Para que servem as informações cadastrais?

Quando o incidente veio à tona em janeiro, tanto o BC quanto a Acesso afirmaram que não haviam sido expostos dados sensíveis dos clientes, como senhas, valores de movimentações financeiras ou saldos em conta.

"As informações obtidas são de natureza cadastral, apenas. Dados estes que não permitem movimentação de recursos, acesso às contas ou a qualquer outra informação financeira", informou a Acesso em nota.

O problema é que as informações cadastrais dos clientes não deixam de ser úteis para os golpistas.

Boa parte dos crimes financeiros cometidos hoje está ligada à chamada "engenharia social", na qual os criminosos induzem os clientes de instituições financeiras a revelarem senhas e outros dados.

Assim, de posse de nome completo, telefone, nome da instituição e outros dados cadastrais, um criminoso pode entrar em contato com um cliente de banco para tentar convencê-lo a fornecer suas senhas, por exemplo.

Para coibir este tipo de ação, o BC informou em janeiro que as pessoas físicas que tiveram seus dados vazados no incidente com a Acesso seriam avisadas apenas por meio do aplicativo ou do internet banking da instituição de relacionamento.

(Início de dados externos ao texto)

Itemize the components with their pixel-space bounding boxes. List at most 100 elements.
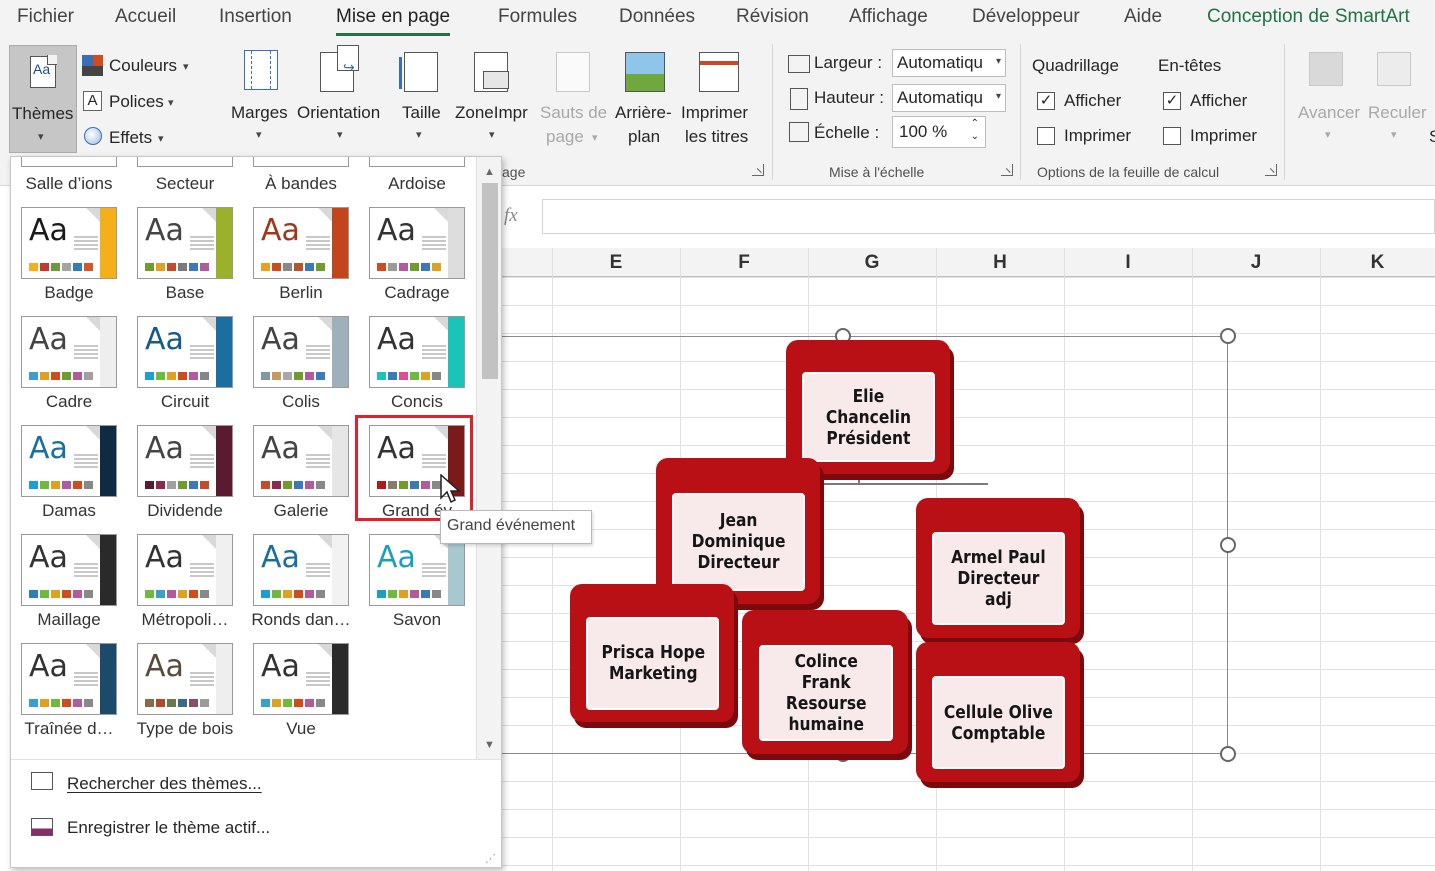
- theme-thumbnail[interactable]: Aa: [137, 534, 233, 606]
- theme-thumbnail[interactable]: Aa: [21, 534, 117, 606]
- org-node[interactable]: Elie Chancelin Président: [786, 340, 950, 474]
- send-backward-button[interactable]: Reculer: [1368, 103, 1427, 123]
- color-swatch: [189, 699, 198, 707]
- theme-thumbnail[interactable]: Aa: [137, 316, 233, 388]
- spin-down-icon[interactable]: ⌄: [971, 131, 979, 142]
- page-fold-icon: [434, 208, 448, 222]
- browse-themes-menu-item[interactable]: Rechercher des thèmes...: [67, 774, 262, 794]
- theme-thumbnail[interactable]: Aa: [253, 316, 349, 388]
- theme-thumbnail[interactable]: Aa: [137, 207, 233, 279]
- fonts-button[interactable]: Polices: [109, 92, 164, 112]
- theme-thumbnail[interactable]: Aa: [137, 425, 233, 497]
- text-lines-icon: [190, 563, 214, 577]
- headings-print-checkbox[interactable]: [1163, 127, 1181, 145]
- width-select[interactable]: Automatiqu ▾: [892, 49, 1006, 77]
- theme-thumbnail[interactable]: [21, 157, 117, 167]
- column-header-i[interactable]: I: [1064, 248, 1192, 277]
- column-header-g[interactable]: G: [808, 248, 936, 277]
- gridlines-view-checkbox[interactable]: ✓: [1037, 92, 1055, 110]
- theme-thumbnail[interactable]: [137, 157, 233, 167]
- text-lines-icon: [306, 672, 330, 686]
- color-swatch: [51, 699, 60, 707]
- theme-thumbnail[interactable]: Aa: [369, 534, 465, 606]
- column-header-j[interactable]: J: [1192, 248, 1320, 277]
- scale-stepper[interactable]: 100 % ⌃ ⌄: [892, 116, 986, 148]
- headings-print-label: Imprimer: [1190, 126, 1258, 145]
- group-separator: [772, 44, 773, 180]
- theme-thumbnail[interactable]: [253, 157, 349, 167]
- gridlines-print-checkbox[interactable]: [1037, 127, 1055, 145]
- theme-thumbnail[interactable]: Aa: [253, 425, 349, 497]
- margins-button[interactable]: Marges: [231, 103, 288, 123]
- print-area-button[interactable]: ZoneImpr: [455, 103, 528, 123]
- scrollbar-thumb[interactable]: [482, 183, 498, 379]
- effects-button[interactable]: Effets: [109, 128, 152, 148]
- org-node[interactable]: Armel Paul Directeur adj: [916, 498, 1080, 638]
- tab-accueil[interactable]: Accueil: [115, 6, 176, 28]
- colors-button[interactable]: Couleurs: [109, 56, 177, 76]
- formula-input[interactable]: [542, 199, 1435, 234]
- resize-handle-right[interactable]: [1220, 537, 1236, 553]
- print-titles-button[interactable]: Imprimer: [681, 103, 748, 123]
- resize-handle-bottom-right[interactable]: [1220, 746, 1236, 762]
- tab-developpeur[interactable]: Développeur: [972, 6, 1080, 28]
- tab-fichier[interactable]: Fichier: [17, 6, 74, 28]
- orientation-button[interactable]: Orientation: [297, 103, 380, 123]
- background-button[interactable]: Arrière-: [615, 103, 672, 123]
- size-button[interactable]: Taille: [402, 103, 441, 123]
- scale-launcher-icon[interactable]: [1001, 164, 1013, 176]
- spin-up-icon[interactable]: ⌃: [971, 118, 979, 129]
- save-theme-menu-item[interactable]: Enregistrer le thème actif...: [67, 818, 270, 838]
- theme-thumbnail[interactable]: Aa: [253, 207, 349, 279]
- tab-aide[interactable]: Aide: [1124, 6, 1162, 28]
- tab-formules[interactable]: Formules: [498, 6, 577, 28]
- org-node[interactable]: Colince Frank Resourse humaine: [742, 610, 908, 754]
- color-swatch: [305, 481, 314, 489]
- height-select[interactable]: Automatiqu ▾: [892, 84, 1006, 112]
- scroll-up-icon[interactable]: ▲: [484, 166, 495, 178]
- resize-handle-top-right[interactable]: [1220, 328, 1236, 344]
- bring-forward-button[interactable]: Avancer: [1298, 103, 1360, 123]
- headings-view-checkbox[interactable]: ✓: [1163, 92, 1181, 110]
- theme-label: Secteur: [155, 174, 215, 193]
- theme-thumbnail[interactable]: Aa: [253, 534, 349, 606]
- theme-color-swatches: [261, 372, 325, 380]
- tab-insertion[interactable]: Insertion: [219, 6, 292, 28]
- theme-thumbnail[interactable]: [369, 157, 465, 167]
- theme-thumbnail[interactable]: Aa: [253, 643, 349, 715]
- column-header-f[interactable]: F: [680, 248, 808, 277]
- theme-thumbnail[interactable]: Aa: [21, 207, 117, 279]
- tab-conception-smartart[interactable]: Conception de SmartArt: [1207, 6, 1410, 28]
- theme-thumbnail[interactable]: Aa: [369, 207, 465, 279]
- gallery-scrollbar[interactable]: ▲ ▼: [476, 157, 501, 759]
- page-setup-launcher-icon[interactable]: [752, 164, 764, 176]
- column-header-k[interactable]: K: [1320, 248, 1435, 277]
- column-header-h[interactable]: H: [936, 248, 1064, 277]
- color-swatch: [200, 590, 209, 598]
- sheet-options-launcher-icon[interactable]: [1265, 164, 1277, 176]
- theme-font-sample: Aa: [377, 540, 416, 575]
- org-node[interactable]: Cellule Olive Comptable: [916, 642, 1080, 782]
- theme-thumbnail[interactable]: Aa: [21, 425, 117, 497]
- tab-donnees[interactable]: Données: [619, 6, 695, 28]
- selection-pane-button-cut[interactable]: S: [1429, 127, 1435, 147]
- theme-thumbnail[interactable]: Aa: [369, 316, 465, 388]
- tab-affichage[interactable]: Affichage: [849, 6, 928, 28]
- themes-button[interactable]: Aa Thèmes ▾: [9, 45, 77, 153]
- function-icon[interactable]: fx: [504, 205, 518, 227]
- org-node[interactable]: Jean Dominique Directeur: [656, 458, 820, 604]
- column-header-e[interactable]: E: [552, 248, 680, 277]
- tab-revision[interactable]: Révision: [736, 6, 809, 28]
- theme-thumbnail[interactable]: Aa: [21, 643, 117, 715]
- fonts-icon: A: [83, 91, 102, 111]
- scale-icon: [789, 122, 809, 142]
- tab-mise-en-page[interactable]: Mise en page: [336, 6, 451, 36]
- org-node[interactable]: Prisca Hope Marketing: [570, 584, 734, 722]
- theme-thumbnail[interactable]: Aa: [137, 643, 233, 715]
- resize-grip-icon[interactable]: ⋰: [485, 852, 496, 865]
- scroll-down-icon[interactable]: ▼: [484, 739, 495, 751]
- theme-label: Vue: [286, 719, 316, 738]
- theme-thumbnail[interactable]: Aa: [21, 316, 117, 388]
- theme-color-swatches: [29, 481, 93, 489]
- breaks-button[interactable]: Sauts de: [540, 103, 607, 123]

"Nem o BC nem as instituições participantes usarão quaisquer outros meios de comunicação aos usuários afetados, tais como aplicativos de mensagem, chamadas telefônicas, SMS ou e-mail", registrou o BC na ocasião.

Acesso pode ser multada

O BC disse que o caso foi apurado e que a Acesso pode ser punida. "Enquanto participante do Pix, a instituição está sujeita à aplicação de multa por descumprir os dispositivos do regulamento do Pix", disse o órgão por meio de nota. O BC não informou o valor da multa.

Além disso, o BC pediu que a Acesso "adotasse as medidas para atender às regras previstas no âmbito do Pix, às quais a instituição não estava plenamente aderente."

Entre as regras, conforme o BC, estavam "algumas exigências previstas em relação a mecanismos de prevenção a ataques de leitura." O órgão citou ainda "exigências para implementação segura de APIs."

As APIs (Interfaces de Programação de Aplicações) são um conjunto de instruções e padrões estabelecidos por um software, para conexão e interação entre plataformas. São uma espécie de ponte para conectar aplicações.

O que dizem as empresas

Em contato com a Acesso, o UOL questionou a empresa sobre a falha ou vulnerabilidade que permitiu o vazamento de dados. Além disso, perguntou se o vazamento ocorreu a partir de aplicativo da própria Acesso ou a partir de cliente ligado ao Bankly.

A reportagem também abriu espaço para que a empresa se pronunciasse a respeito do fato de o vazamento ter exposto dados de clientes de outras instituições, e não apenas da Acesso.

A Acesso não se pronunciou sobre estas questões específicas. Também procurada, a Méliuz não comentou.

Outros casos

Desde o início do Pix, em novembro de 2020, o Banco Central já registrou três incidentes envolvendo dados cadastrais. Em agosto do ano passado, vazaram dados de chaves Pix a partir do Banese (Banco do Estado de Sergipe). O incidente com a Acesso ocorreu em dezembro.

Na quinta-feira (3), o BC informou um novo caso ocorrido em janeiro deste ano: o vazamento de informações cadastrais de 2.112 chaves Pix a partir do Logbank.

Apesar das ocorrências, o BC defende que não há nenhuma vulnerabilidade em seu sistema, mas sim falhas de segurança nas instituições.